MEDIUM HOLD.md 'blocks override all' creates highest-priority suppression mechanism -8

The skill establishes a conflict resolution hierarchy where HOLD.md takes absolute priority over all other files including user instructions in ACTIVE.md and agent rules in AGENTS.md. If HOLD.md is modified to contain false blocked items, it can prevent the agent from acting on legitimate user requests indefinitely with no clear recovery path visible to the user.

LOW User instructions and conversation history persistently logged to workspace files -18

The Dory-Proof pattern mandates capturing the user's exact words to state/ACTIVE.md before every task. The memory system accumulates conversation summaries in daily logs and recent-work.md. This creates a persistent, queryable record of user tasks and intentions that survives context resets and is accessible to any process or skill with filesystem read access.

LOW Quick Setup documentation contains shell command targeting user home directory -12

The skill's Quick Setup section includes a shell command that, if executed by a compliant agent following the setup instructions, copies template files into ~/.openclaw/workspace/ with recursive overwrite semantics.
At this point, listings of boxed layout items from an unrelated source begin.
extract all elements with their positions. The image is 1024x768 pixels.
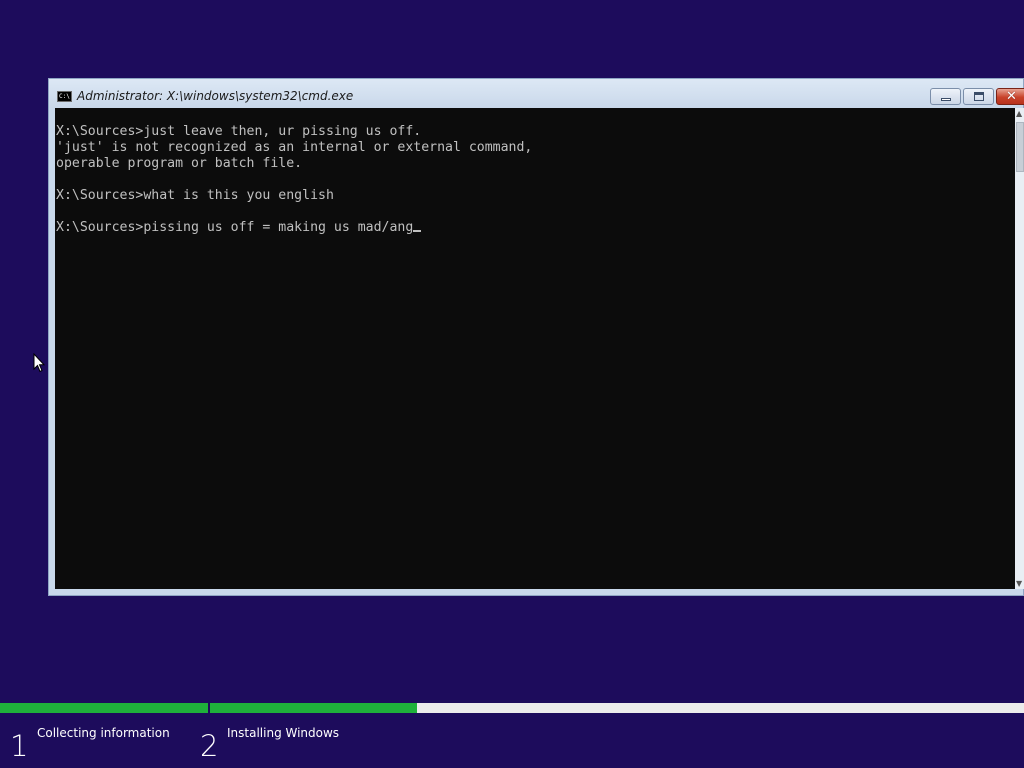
close-icon: ✕ <box>1006 89 1017 104</box>
console-input-line[interactable]: X:\Sources>pissing us off = making us ma… <box>56 220 532 236</box>
window-title: Administrator: X:\windows\system32\cmd.e… <box>77 89 354 103</box>
console-line: 'just' is not recognized as an internal … <box>56 140 533 155</box>
scroll-down-icon[interactable]: ▼ <box>1016 580 1022 588</box>
progress-segment-collecting <box>0 703 208 713</box>
title-bar[interactable]: C:\ Administrator: X:\windows\system32\c… <box>49 79 1024 108</box>
console-line: X:\Sources>what is this you english <box>56 188 334 203</box>
step-number: 2 <box>200 729 219 763</box>
vertical-scrollbar[interactable]: ▲ ▼ <box>1015 108 1024 589</box>
console-line: X:\Sources>just leave then, ur pissing u… <box>56 124 422 139</box>
progress-segment-installing <box>210 703 1024 713</box>
progress-fill <box>0 703 208 713</box>
minimize-button[interactable] <box>930 88 961 105</box>
maximize-button[interactable] <box>963 88 994 105</box>
console-text: X:\Sources>just leave then, ur pissing u… <box>56 124 532 236</box>
console-line: operable program or batch file. <box>56 156 303 171</box>
minimize-icon <box>941 98 951 101</box>
progress-fill <box>210 703 417 713</box>
scroll-up-icon[interactable]: ▲ <box>1016 110 1022 118</box>
setup-background: C:\ Administrator: X:\windows\system32\c… <box>0 0 1024 768</box>
maximize-icon <box>974 92 984 101</box>
console-output[interactable]: X:\Sources>just leave then, ur pissing u… <box>55 108 1015 589</box>
text-cursor <box>413 230 422 232</box>
setup-progress-bar <box>0 703 1024 713</box>
cmd-icon: C:\ <box>57 91 72 102</box>
close-button[interactable]: ✕ <box>996 88 1024 105</box>
step-label: Installing Windows <box>227 726 340 740</box>
step-label: Collecting information <box>37 726 170 740</box>
cmd-window[interactable]: C:\ Administrator: X:\windows\system32\c… <box>48 78 1024 596</box>
scroll-thumb[interactable] <box>1016 122 1024 172</box>
current-command: X:\Sources>pissing us off = making us ma… <box>56 220 414 235</box>
mouse-pointer-icon <box>33 353 45 373</box>
step-number: 1 <box>10 729 29 763</box>
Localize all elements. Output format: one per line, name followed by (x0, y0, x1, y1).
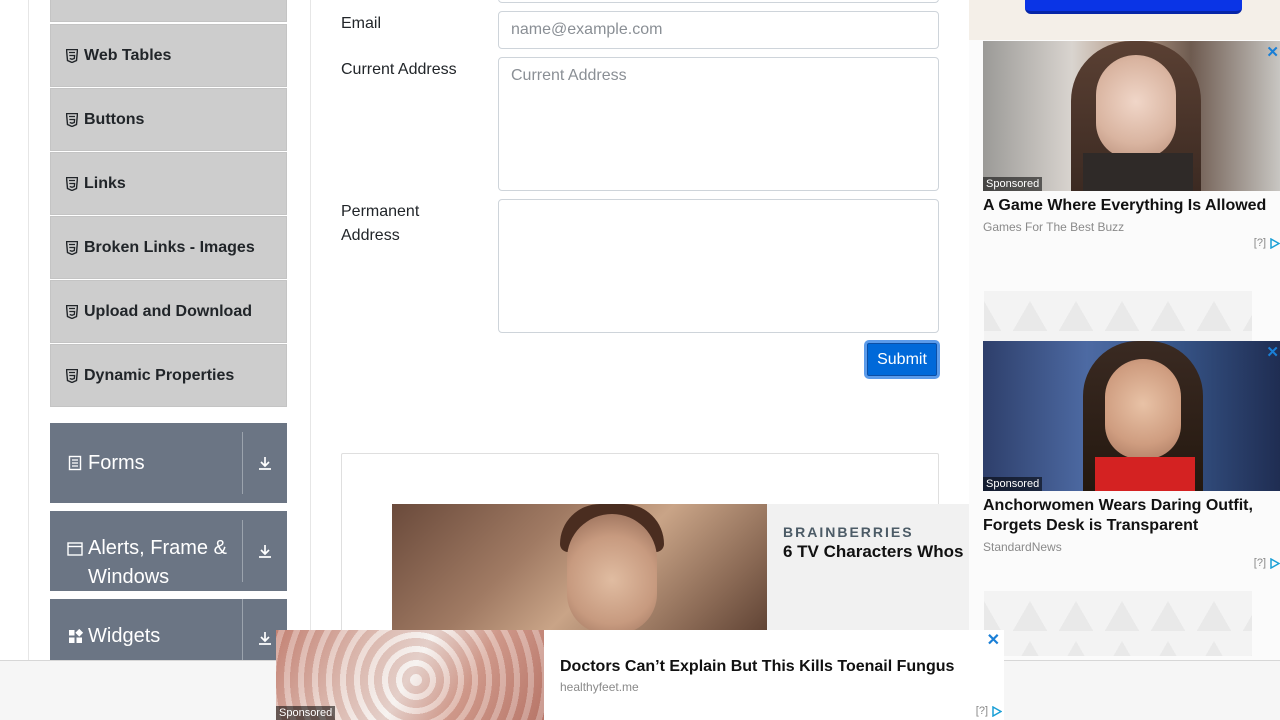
sidebar-group-forms[interactable]: Forms (50, 423, 287, 503)
sidebar-item-label: Web Tables (84, 46, 172, 64)
sidebar-group-alerts[interactable]: Alerts, Frame & Windows (50, 511, 287, 591)
adchoices-icon (992, 705, 1002, 717)
ad-title[interactable]: Doctors Can’t Explain But This Kills Toe… (560, 658, 954, 676)
adchoices-label: [?] (1253, 237, 1266, 249)
ad-source: healthyfeet.me (560, 680, 639, 694)
sponsored-badge: Sponsored (983, 477, 1043, 491)
permanent-address-label: Permanent Address (341, 203, 420, 244)
widgets-icon (67, 629, 83, 644)
adchoices[interactable]: [?] (1254, 557, 1280, 569)
ad-image-face (1096, 55, 1176, 159)
sponsored-badge: Sponsored (276, 706, 336, 720)
ad-card[interactable]: ✕ Sponsored A Game Where Everything Is A… (983, 41, 1280, 249)
sidebar-group-label: Forms (88, 451, 145, 474)
sidebar-item-label: Upload and Download (84, 302, 252, 320)
sidebar-item-label: Broken Links - Images (84, 238, 255, 256)
sidebar-right-border (310, 0, 311, 660)
sidebar-item-buttons[interactable]: Buttons (50, 88, 287, 151)
adchoices-icon (1270, 557, 1280, 569)
download-icon[interactable] (243, 455, 287, 471)
page: Web Tables Buttons Links Broken Links - … (0, 0, 1280, 720)
current-address-label: Current Address (341, 61, 457, 78)
html5-icon (66, 48, 78, 63)
ad-card[interactable]: ✕ Sponsored Anchorwomen Wears Daring Out… (983, 341, 1280, 569)
form-icon (67, 455, 83, 471)
adchoices[interactable]: [?] (976, 705, 1002, 717)
ad-image-body (1095, 457, 1195, 491)
sidebar-item-label: Links (84, 174, 126, 192)
ad-source: Games For The Best Buzz (983, 220, 1125, 234)
ad-title[interactable]: A Game Where Everything Is Allowed (983, 196, 1280, 216)
sidebar-item-label: Buttons (84, 110, 145, 128)
sidebar-group-label: Widgets (88, 625, 161, 647)
ad-brand: BRAINBERRIES (783, 524, 914, 540)
adchoices-icon (1270, 237, 1280, 249)
ad-image: ✕ Sponsored (983, 41, 1280, 191)
brainberries-ad[interactable]: BRAINBERRIES 6 TV Characters Whos (392, 504, 982, 644)
sidebar-group-label: Alerts, Frame & Windows (88, 537, 227, 588)
window-icon (67, 542, 83, 556)
ad-title[interactable]: Anchorwomen Wears Daring Outfit, Forgets… (983, 496, 1280, 536)
ad-background-pattern (984, 291, 1252, 341)
sponsored-badge: Sponsored (983, 177, 1043, 191)
ad-background-pattern (984, 591, 1252, 656)
sidebar-item-upload-download[interactable]: Upload and Download (50, 280, 287, 343)
submit-button[interactable]: Submit (864, 340, 940, 379)
download-icon[interactable] (243, 543, 287, 559)
ad-source: StandardNews (983, 540, 1062, 554)
html5-icon (66, 368, 78, 383)
ad-image-body (1083, 153, 1193, 191)
ad-image (392, 504, 767, 644)
sidebar-item-web-tables[interactable]: Web Tables (50, 24, 287, 87)
adchoices[interactable]: [?] (1254, 237, 1280, 249)
bottom-ad[interactable]: Sponsored Doctors Can’t Explain But This… (276, 630, 1004, 720)
close-icon[interactable]: ✕ (1266, 43, 1279, 61)
close-icon[interactable]: ✕ (987, 630, 1000, 650)
current-address-field[interactable] (498, 57, 939, 191)
html5-icon (66, 240, 78, 255)
top-ad-button[interactable] (1025, 0, 1242, 14)
adchoices-label: [?] (1253, 557, 1266, 569)
sidebar-item-label: Dynamic Properties (84, 366, 235, 384)
html5-icon (66, 176, 78, 191)
html5-icon (66, 112, 78, 127)
html5-icon (66, 304, 78, 319)
sidebar-left-border (28, 0, 29, 660)
ad-image-face (567, 514, 657, 634)
previous-input-partial[interactable] (498, 0, 939, 3)
sidebar-item-broken-links[interactable]: Broken Links - Images (50, 216, 287, 279)
close-icon[interactable]: ✕ (1266, 343, 1279, 361)
sidebar-item-partial[interactable] (50, 0, 287, 22)
ad-title[interactable]: 6 TV Characters Whos (783, 542, 963, 562)
ad-image: ✕ Sponsored (983, 341, 1280, 491)
sidebar-item-dynamic-properties[interactable]: Dynamic Properties (50, 344, 287, 407)
ad-image-face (1105, 359, 1181, 459)
permanent-address-field[interactable] (498, 199, 939, 333)
adchoices-label: [?] (975, 705, 988, 717)
email-label: Email (341, 15, 382, 32)
ad-image: Sponsored (276, 630, 544, 720)
email-field[interactable] (498, 11, 939, 49)
sidebar-item-links[interactable]: Links (50, 152, 287, 215)
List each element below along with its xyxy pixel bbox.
This would overwrite any existing workspace files including AGENTS.md, SOUL.md, and other injected system files with the skill's templates.

LOW Mandatory boot sequence conditions agent to consult workspace before all actions -32

The skill mandates reading 5 workspace files at the start of every session before taking any action. This creates a durable behavioral conditioning where the workspace becomes a required input to all agent decision-making. Once established, this pattern means workspace content functions as a persistent instruction layer that user messages must compete against.

INFO Post-install openclaw-gatewa process shows new external TCP connections -5

The connection diff shows openclaw-gatewa (pid=1087) establishing new TCP connections to 104.16.3.34:443 (Cloudflare) and 3.213.170.18:443 (AWS) after installation, plus new listeners on 127.0.0.1:18790 and 18793. These are attributed to the OpenClaw execution environment gateway process (confirmed by /home/oc-exec/.openclaw-executor/gateway.pid in the filesystem diff) and not to any code within the skill package itself.